The grim corollary of what I have called human nature’s difficult need for esteem is that nothing is safe from resentment. For so vital is human pride, and so powerful our concomitant urge to be esteemed by others, that there is no area of human affairs to which people will not apply their resentment-driven reasonings, evaluations, and judgments.

Indeed, as traditional sources of deep meaning—religion, the family, fulfilling work—all dissipate, men and women, in their boundless ennui, come to scrutinize things that in previous eras seemed either unimportant or else not worth the trouble.

It is chiefly resentment that motivates this new scrutiny. We must understand, however, that resentment is as subtle and insidious as the devil himself.
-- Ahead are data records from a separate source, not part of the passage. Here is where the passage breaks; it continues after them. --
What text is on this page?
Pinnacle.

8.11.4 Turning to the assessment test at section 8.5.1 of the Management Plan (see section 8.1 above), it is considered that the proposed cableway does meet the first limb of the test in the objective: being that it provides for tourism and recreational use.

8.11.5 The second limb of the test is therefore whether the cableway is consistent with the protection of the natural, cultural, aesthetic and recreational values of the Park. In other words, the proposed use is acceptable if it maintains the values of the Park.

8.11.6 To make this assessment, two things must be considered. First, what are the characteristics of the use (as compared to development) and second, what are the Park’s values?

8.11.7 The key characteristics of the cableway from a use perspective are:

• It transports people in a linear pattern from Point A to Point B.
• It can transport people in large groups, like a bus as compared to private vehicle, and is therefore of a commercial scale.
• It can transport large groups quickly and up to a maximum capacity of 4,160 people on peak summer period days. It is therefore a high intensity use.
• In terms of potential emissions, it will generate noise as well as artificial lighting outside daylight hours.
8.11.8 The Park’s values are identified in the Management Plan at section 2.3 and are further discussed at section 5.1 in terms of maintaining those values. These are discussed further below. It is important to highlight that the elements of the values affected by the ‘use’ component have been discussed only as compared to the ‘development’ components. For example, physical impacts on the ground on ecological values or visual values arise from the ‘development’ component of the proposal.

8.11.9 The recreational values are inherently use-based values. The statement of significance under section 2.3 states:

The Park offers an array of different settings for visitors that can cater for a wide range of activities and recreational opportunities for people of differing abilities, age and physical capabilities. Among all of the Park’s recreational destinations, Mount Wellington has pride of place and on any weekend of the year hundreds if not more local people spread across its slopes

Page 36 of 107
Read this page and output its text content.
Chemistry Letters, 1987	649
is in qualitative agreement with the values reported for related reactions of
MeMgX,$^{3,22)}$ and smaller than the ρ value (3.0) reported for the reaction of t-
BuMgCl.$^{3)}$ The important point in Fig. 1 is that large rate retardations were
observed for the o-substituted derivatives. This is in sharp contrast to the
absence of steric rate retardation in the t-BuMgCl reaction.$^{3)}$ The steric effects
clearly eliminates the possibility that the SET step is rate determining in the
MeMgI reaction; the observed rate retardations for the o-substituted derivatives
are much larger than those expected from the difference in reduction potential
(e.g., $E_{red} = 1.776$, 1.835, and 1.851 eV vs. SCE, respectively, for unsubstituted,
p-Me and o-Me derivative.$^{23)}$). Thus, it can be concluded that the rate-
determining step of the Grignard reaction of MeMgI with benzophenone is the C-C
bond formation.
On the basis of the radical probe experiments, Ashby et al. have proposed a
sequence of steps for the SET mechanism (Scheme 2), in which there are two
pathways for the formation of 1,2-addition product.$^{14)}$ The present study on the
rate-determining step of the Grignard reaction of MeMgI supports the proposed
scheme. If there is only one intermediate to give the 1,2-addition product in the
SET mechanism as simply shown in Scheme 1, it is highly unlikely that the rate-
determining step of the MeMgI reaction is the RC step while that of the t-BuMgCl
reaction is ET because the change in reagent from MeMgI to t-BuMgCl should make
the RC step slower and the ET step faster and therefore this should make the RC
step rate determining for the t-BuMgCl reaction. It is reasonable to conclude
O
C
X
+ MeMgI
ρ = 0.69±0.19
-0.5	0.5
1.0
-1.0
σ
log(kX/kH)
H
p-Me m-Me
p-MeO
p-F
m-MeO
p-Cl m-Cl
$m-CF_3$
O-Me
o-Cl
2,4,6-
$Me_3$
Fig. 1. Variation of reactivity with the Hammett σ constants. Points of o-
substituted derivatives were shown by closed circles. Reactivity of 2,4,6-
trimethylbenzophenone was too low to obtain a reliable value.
A deft and incomparable liar, both to others and himself, the resenter smuggles in his poisonous aims under various lofty notions: fairness, justice, equality, rights, diversity, inclusion…

Thus, “AI can be sexist and racist—it’s time to make it fair,” claims an article in the current issue of Nature, which is the world’s preeminent scientific journal. The authors, James Zou and Londa Schiebinger, bizarrely ask: “Should…[artificial intelligence] data be representative of the world as it is, or of a world that many would aspire to?” The curious and highly questionable logic employed in much of the article leaves us with no doubt about where the authors themselves stand on this question.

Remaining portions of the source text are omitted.